01 September 2021

Books: The Thursday Murder Club (2020)

"Four septuagenarians with a few tricks up their sleeves; A female cop with her first big case; A brutal murder; Welcome to…The Thursday Murder Club.

'In a peaceful retirement village, four unlikely friends meet weekly in the Jigsaw Room to discuss unsolved crimes; together they call themselves The Thursday Murder Club. Elizabeth, Joyce, Ibrahim and Ron might be pushing eighty but they still have a few tricks up their sleeves.

'When a local developer is found dead with a mysterious photograph left next to the body, the Thursday Murder Club suddenly find themselves in the middle of their first live case. As the bodies begin to pile up, can our unorthodox but brilliant gang catch the killer, before it’s too late?”

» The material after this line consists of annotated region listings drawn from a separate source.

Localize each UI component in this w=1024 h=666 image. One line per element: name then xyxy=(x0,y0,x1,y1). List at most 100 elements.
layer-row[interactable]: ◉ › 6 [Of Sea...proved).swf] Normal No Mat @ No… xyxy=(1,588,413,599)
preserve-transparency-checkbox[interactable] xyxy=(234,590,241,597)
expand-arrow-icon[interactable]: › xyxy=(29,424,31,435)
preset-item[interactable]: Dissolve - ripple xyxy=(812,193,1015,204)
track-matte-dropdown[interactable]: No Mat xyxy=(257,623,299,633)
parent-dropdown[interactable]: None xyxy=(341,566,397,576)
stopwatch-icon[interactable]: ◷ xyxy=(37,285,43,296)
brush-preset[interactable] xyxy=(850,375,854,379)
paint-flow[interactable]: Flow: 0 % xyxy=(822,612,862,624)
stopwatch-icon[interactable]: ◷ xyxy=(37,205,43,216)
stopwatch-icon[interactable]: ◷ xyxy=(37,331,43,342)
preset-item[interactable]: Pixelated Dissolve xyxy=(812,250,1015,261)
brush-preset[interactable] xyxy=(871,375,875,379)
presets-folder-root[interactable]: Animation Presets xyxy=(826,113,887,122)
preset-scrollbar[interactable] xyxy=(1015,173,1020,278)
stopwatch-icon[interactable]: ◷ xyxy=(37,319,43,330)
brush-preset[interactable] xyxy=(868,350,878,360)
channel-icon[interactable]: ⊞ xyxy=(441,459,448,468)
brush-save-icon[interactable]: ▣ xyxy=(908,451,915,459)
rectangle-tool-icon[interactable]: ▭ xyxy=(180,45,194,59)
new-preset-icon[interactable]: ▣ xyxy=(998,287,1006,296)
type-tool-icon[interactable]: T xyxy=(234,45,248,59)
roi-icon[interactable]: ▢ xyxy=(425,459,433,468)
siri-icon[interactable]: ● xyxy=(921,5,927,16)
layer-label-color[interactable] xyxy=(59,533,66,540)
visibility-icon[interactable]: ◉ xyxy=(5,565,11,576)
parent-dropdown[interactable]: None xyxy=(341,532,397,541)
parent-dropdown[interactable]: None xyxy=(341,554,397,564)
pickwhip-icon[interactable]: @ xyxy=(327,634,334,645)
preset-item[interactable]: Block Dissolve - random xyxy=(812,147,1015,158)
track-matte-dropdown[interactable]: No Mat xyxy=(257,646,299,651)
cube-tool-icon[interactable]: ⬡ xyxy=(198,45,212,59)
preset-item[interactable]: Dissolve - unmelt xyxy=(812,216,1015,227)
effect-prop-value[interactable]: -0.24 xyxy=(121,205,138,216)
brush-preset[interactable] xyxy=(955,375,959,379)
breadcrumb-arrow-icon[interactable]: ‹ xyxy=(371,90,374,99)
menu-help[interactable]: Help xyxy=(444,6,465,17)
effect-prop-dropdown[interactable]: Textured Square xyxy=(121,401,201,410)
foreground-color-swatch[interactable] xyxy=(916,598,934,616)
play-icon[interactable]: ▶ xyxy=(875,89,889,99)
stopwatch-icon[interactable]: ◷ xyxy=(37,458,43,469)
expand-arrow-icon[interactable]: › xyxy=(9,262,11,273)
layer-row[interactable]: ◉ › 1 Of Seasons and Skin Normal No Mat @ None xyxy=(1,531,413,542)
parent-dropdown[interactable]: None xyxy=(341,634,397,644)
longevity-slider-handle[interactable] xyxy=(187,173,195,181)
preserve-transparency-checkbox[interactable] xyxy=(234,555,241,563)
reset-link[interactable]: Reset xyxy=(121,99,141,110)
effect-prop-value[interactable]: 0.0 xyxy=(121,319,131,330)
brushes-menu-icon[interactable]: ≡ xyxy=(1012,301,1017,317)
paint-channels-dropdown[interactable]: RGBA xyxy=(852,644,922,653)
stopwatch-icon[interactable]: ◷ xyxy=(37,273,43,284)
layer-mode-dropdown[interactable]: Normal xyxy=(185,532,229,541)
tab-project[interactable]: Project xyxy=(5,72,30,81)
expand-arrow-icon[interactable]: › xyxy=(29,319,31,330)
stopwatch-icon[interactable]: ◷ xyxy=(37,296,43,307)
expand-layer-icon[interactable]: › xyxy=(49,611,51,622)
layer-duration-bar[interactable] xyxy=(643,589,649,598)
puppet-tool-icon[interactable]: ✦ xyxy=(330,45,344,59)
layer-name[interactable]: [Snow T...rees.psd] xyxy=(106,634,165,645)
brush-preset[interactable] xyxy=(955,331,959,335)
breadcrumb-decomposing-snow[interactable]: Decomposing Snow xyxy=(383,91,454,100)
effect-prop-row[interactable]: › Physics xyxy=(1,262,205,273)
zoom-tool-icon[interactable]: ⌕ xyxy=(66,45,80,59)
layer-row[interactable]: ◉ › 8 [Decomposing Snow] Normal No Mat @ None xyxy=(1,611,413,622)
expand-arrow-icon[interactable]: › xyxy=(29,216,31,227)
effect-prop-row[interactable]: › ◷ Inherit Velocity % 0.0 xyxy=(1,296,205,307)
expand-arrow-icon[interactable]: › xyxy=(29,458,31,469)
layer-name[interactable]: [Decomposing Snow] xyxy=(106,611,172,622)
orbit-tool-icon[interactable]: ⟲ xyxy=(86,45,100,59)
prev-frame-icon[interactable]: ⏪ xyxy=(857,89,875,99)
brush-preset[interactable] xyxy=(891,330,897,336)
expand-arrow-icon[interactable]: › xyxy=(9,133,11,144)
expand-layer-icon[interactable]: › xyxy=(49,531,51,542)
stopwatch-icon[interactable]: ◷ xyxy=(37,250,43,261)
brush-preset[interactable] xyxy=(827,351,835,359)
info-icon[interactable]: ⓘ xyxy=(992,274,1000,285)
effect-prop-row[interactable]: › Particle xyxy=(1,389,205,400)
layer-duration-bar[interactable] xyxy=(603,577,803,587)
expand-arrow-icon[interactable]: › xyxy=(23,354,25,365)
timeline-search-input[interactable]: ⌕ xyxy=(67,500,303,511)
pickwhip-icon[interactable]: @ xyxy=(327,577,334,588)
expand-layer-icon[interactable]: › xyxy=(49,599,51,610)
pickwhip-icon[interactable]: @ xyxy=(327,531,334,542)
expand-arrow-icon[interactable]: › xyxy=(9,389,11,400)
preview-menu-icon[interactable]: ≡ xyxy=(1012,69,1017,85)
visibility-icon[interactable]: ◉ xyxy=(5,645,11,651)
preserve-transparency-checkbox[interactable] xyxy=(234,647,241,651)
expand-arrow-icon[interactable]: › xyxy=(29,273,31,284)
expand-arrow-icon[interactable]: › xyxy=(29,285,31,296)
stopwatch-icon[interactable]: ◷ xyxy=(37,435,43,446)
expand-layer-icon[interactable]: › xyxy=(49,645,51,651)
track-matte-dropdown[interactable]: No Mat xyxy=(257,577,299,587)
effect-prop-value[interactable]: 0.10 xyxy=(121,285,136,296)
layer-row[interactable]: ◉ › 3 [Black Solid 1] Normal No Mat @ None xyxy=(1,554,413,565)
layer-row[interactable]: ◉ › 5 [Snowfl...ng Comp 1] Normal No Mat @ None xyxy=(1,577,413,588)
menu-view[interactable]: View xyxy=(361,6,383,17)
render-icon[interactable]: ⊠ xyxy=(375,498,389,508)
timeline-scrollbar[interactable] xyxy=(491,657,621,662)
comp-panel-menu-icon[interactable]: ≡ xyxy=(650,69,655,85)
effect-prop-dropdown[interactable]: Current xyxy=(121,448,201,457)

The British are very good at creating wonderful whodunits. And The Thursday Murder Club is your traditional murder mystery, taking place in a small, obscure village where everyone has secrets and everyone has a motive for murder. But Coopers Chase in Kent is also filled with more quirky senior citizens than you shake a stick at. There is Joyce, a former nurse, Ron, a former trade unionist, Ibrahim, a former psychiatrist, and Elizabeth, who leads The Thursday Murder Club, and who is former intelligence agent, with has many connections and many favors to be called in when needed. She is also a hoot (Joyce is as well, especially in her diary entries, where you see she’s the quite one of the group, but she still sees everything). Added to the mix is PC Donna de Freitas, a recent transplant from the London Met, and her boss DCI Chris Hudson.

This debut novel from Richard Osman, a British humorist, producer, television presenter, writer, and creator of the BBC One quiz show Pointless, is a wonderfully enjoyable tale that features a group of four senior citizens who seemly have a penchant for solving cold case crimes and, now, a real murder. The prose is deft, and there are plenty of laugh out moments in the book. There is some twists and turns, per the genre, but also too many characters and storylines that seemed unnecessary. Also, while the core four (and somewhat, Donna & Chris) were fun, the actual crime of the murder (and murders) got confusing and caused me to sort of wonder why Osman diverged so much from the format. It got so much that in the end, I was bored with who the killer was –which is unfortunate, considering whodunits are about who did the deed and why. I also felt that Ibrahim, the former psychiatrist, who is also Egyptian, comes across more for diversity (one failure of the classic British mystery drama is that it’s pretty much white) sake and comes across as a cipher here. Maybe in the next two books, Osman will give him more to do and be more central to those books plots.